Jingcun CAO
Prof. Jingcun CAO
Marketing
Assistant Professor

3917 1121

KK 718

Academic & Professional Qualification
  • Ph.D., Indiana University
  • M.A., Indiana University
  • B.S., Xiamen University
  • Visiting PhD, The University of Chicago, Booth School of Business
  • Visiting Student, National Tsing Hua University
Biography

Jingcun Cao joined the University of Hong Kong in 2020. He gained his bachelor degree in Computational Mathematics, master degrees in Economics and Business, and PhD degree in Marketing.

His research mainly focuses on substantively important and managerially relevant problems, and tries to solve the problems with the most adequate methods, including econometrics, field experiment, and machine learning and statistics. His expertise lies in mobile marketing, online education, healthcare, applied machine learning, new media platform, entertainment industry, and policy intervention.

Dr. Cao has a series of research in mobile app ecosystem, including users’ mobile apps usage behavior, mobile app developers’ monetization strategies, in-app targeted promotion, mobile app stores’ regulation policy on fake apps. In the meantime, his research utilizes multidisciplinary methods, including deep learning, machine learning, econometrics, field experiment and lab experiment, to better understand consumers’ behavior and firms’ strategies. Dr. Cao holds several machine-learning and deep-learning algorithm related patents (pending stage).

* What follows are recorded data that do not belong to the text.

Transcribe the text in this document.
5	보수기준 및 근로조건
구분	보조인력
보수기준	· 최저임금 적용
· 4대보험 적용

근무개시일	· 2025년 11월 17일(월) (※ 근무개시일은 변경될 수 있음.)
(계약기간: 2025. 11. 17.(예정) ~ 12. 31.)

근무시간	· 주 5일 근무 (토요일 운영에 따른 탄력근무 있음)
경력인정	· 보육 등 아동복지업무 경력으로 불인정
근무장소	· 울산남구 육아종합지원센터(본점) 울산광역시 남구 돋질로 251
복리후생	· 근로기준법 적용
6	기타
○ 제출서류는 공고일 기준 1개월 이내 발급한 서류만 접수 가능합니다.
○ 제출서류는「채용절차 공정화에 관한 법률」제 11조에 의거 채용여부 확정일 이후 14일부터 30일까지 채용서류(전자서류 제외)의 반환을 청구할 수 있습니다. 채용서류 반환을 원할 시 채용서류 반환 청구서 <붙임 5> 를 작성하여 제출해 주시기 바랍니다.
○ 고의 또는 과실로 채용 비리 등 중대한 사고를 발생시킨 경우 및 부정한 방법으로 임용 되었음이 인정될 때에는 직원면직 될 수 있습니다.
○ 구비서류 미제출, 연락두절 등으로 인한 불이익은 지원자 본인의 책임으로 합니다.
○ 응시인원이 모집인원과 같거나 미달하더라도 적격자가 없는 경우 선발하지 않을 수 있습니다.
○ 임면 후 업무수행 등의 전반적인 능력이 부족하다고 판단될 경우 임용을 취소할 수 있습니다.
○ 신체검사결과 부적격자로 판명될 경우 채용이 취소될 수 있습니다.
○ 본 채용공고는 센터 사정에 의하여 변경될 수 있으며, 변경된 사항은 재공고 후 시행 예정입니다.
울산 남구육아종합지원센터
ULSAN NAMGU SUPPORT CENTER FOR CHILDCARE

Dr. Cao also works closely with hi-tech and internet firms to gain deep understandings in the most innovated business models and practice in the industry, and also helps firms to get empowered with cutting-edged marketing research, especially on Business Intelligence and Big Data Analytics.

Teaching
  • Big Data Marketing (MKTG 3530)
  • Introduction to Marketing (MKTG 2501)
  • Executive Education (EE) Courses in MarTech, Business Analytics, Brand Management
Research Interest
  • Substantive: Mobile App Ecosystem, Online Education, Health Care, Digital Marketing, Environmental Policy;
  • Methodology: Causal Inference, Applied Machine Learning, Randomized Field Experiment, Econometrics;

I recruit Research Assistant (RA). If you are interested in the RA position, please send your CV and transcript to jcao@hku.hk

Selected Publications

Selected Publications

  • Leo Bao, Jingcun Cao, Lata Gangadharan, Difang Huang, Chen Lin, “Effects of Lockdowns in Shaping Socioeconomic Behaviours.” Forthcoming at PNAS 

(All authors with equal contributions)

  • Jingcun Cao, Xiaolin Li, and Lingling Zhang, “Is Relevancy Everything? A Deep Learning Approach to Understand the Effect of Image-Text Congruence.” Forthcoming at Management Science.
  • Jingcun Cao, Pradeep Chintagunta, and Shibo Li, “From free to paid: Monetizing a non-advertising-based app.” Journal of Marketing Research (2023).

Selected Working Papers

  • “The Effect of Subsidizing Digital Educational Content: Evidence from a Field Experiment” with Catherine Tucker, Yifei Wang, and Xiru Pan
  • “Driving towards Purchase: Investigating the Impact of Product Scarcity on Consumers’ Search Behavior” with Pradeep Chintagunta, and Shibo Li
Recent Publications
From Free to Paid: Monetizing a Non-Advertising-Based App

Non-advertising-based mobile apps face several critical challenges when trying to monetize their free services—among them, the choice of pricing strategies (hard landing vs. soft landing; i.e., a “pay or churn” paywall vs. continuing to offer limited free services to existing users after monetization) and aspects of product design (whether to provide exclusive secondary offerings to paying users). The authors implemented a large-scale randomized field experiment with an app firm to test the causal effects of such pricing and product design strategies. Results show that both soft landing and exclusive secondary offerings decrease existing app users’ willingness to subscribe, but there is a positive interaction between these two strategies on subscriptions. The authors propose a theoretical framework, discuss potential mechanisms that might be at play, and conduct robustness checks to rule out several alternative explanations. A customer survey by the firm and an experiment on Prolific provide further support for the theoretical mechanism. To assess generalizability, the authors conducted a second field experiment and obtained consistent results. They also report the results from the actual implementation of the best-performing strategy by the firm. This research provides guidance on possible theoretical underpinnings of users’ responses and important managerial implications for app monetization.